Results from the FLEURS-VAD-102 benchmark (102 languages, 9,443 audio clips):

Metric FireRedVAD Silero-VAD TEN-VAD FunASR-VAD WebRTC-VAD
AUC-ROC 99.60 97.99 97.81 - -
F1 Score 97.57 95.95 95.19 90.91 52.30
False Alarm 2.69% 9.41% 15.47% 44.03% 2.83%
Miss Rate 3.62% 3.95% 2.95% 0.42% 64.15%

Core ML Model Specification

Inputs

Name Shape Type Description
feat [1, 1..512, 80] Float32 Log-Mel filterbank features (dynamic time axis)
cache_0 ~ cache_7 [1, 128, 19] Float32 FSMN lookback cache for each of the 8 layers

Outputs

Name Type Description
probs Float32 Speech probability, shape [1, T, 1]
new_cache_0 ~ new_cache_7 Float32 Updated lookback cache
  • Minimum deployment target: iOS 16 / macOS 13
  • Compute units: CPU + Neural Engine

Conversion

Converted from PyTorch using coremltools via the export script in FireRedASR2S. The Stream-VAD variant was selected for its causal (no lookahead) property, making it suitable for real-time streaming applications.

Usage

import CoreML

// Load model
let model = try FireRedVAD(configuration: .init())

// Initialize caches (8 layers x [1, 128, 19])
var caches = (0..<8).map { _ in
    try! MLMultiArray(shape: [1, 128, 19], dataType: .float32)
}

// Process audio frame by frame
let input = FireRedVADInput(
    feat: fbankFeatures,       // [1, T, 80]
    cache_0: caches[0], cache_1: caches[1],
    cache_2: caches[2], cache_3: caches[3],
    cache_4: caches[4], cache_5: caches[5],
    cache_6: caches[6], cache_7: caches[7]
)
let output = try model.prediction(input: input)
let speechProb = output.probs  // [1, T, 1]

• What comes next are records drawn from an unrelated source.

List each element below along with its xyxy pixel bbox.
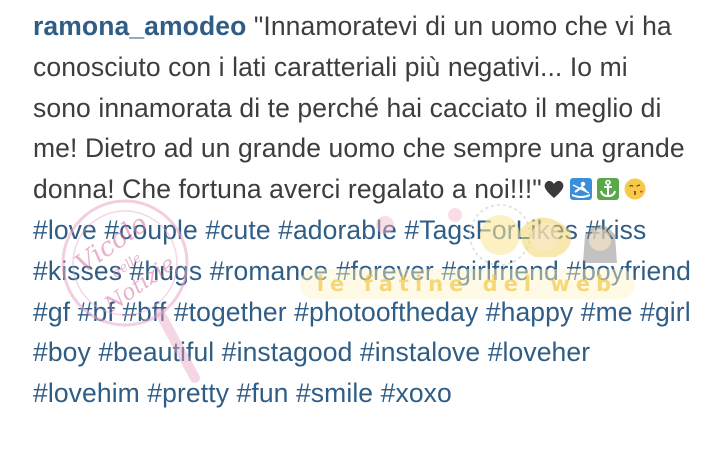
hashtag-couple[interactable]: #couple: [104, 215, 198, 245]
anchor-icon: [596, 172, 620, 201]
hashtag-pretty[interactable]: #pretty: [147, 378, 229, 408]
hashtag-me[interactable]: #me: [581, 297, 633, 327]
hashtag-fun[interactable]: #fun: [237, 378, 289, 408]
hashtag-list: #love #couple #cute #adorable #TagsForLi…: [33, 215, 691, 408]
hashtag-xoxo[interactable]: #xoxo: [381, 378, 452, 408]
hashtag-romance[interactable]: #romance: [210, 256, 329, 286]
hashtag-love[interactable]: #love: [33, 215, 97, 245]
hashtag-bff[interactable]: #bff: [122, 297, 166, 327]
hashtag-kiss[interactable]: #kiss: [585, 215, 646, 245]
hashtag-boy[interactable]: #boy: [33, 337, 91, 367]
rowing-icon: [569, 172, 593, 201]
hashtag-kisses[interactable]: #kisses: [33, 256, 122, 286]
hashtag-forever[interactable]: #forever: [336, 256, 434, 286]
hashtag-hugs[interactable]: #hugs: [130, 256, 203, 286]
hashtag-loveher[interactable]: #loveher: [488, 337, 590, 367]
hashtag-gf[interactable]: #gf: [33, 297, 70, 327]
hashtag-tagsforlikes[interactable]: #TagsForLikes: [404, 215, 578, 245]
hashtag-smile[interactable]: #smile: [296, 378, 373, 408]
post-caption: ramona_amodeo "Innamoratevi di un uomo c…: [33, 6, 693, 414]
hashtag-cute[interactable]: #cute: [205, 215, 270, 245]
hashtag-instalove[interactable]: #instalove: [360, 337, 480, 367]
hashtag-girlfriend[interactable]: #girlfriend: [441, 256, 558, 286]
hashtag-beautiful[interactable]: #beautiful: [98, 337, 214, 367]
hashtag-together[interactable]: #together: [174, 297, 287, 327]
username-link[interactable]: ramona_amodeo: [33, 11, 246, 41]
hashtag-instagood[interactable]: #instagood: [222, 337, 353, 367]
hashtag-girl[interactable]: #girl: [640, 297, 691, 327]
hashtag-photooftheday[interactable]: #photooftheday: [294, 297, 478, 327]
hashtag-bf[interactable]: #bf: [78, 297, 115, 327]
hashtag-happy[interactable]: #happy: [486, 297, 574, 327]
heart-icon: [542, 172, 566, 199]
hashtag-adorable[interactable]: #adorable: [278, 215, 397, 245]
hashtag-boyfriend[interactable]: #boyfriend: [566, 256, 691, 286]
kiss-face-icon: [623, 172, 647, 200]
hashtag-lovehim[interactable]: #lovehim: [33, 378, 140, 408]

// Update caches for next frame
caches = [
    output.new_cache_0, output.new_cache_1,
    output.new_cache_2, output.new_cache_3,
    output.new_cache_4, output.new_cache_5,
    output.new_cache_6, output.new_cache_7
]

For a complete implementation with feature extraction, CMVN normalization, and speech state machine, see FireRedASRKit.

References

License

Apache 2.0, following the original FireRedVAD license.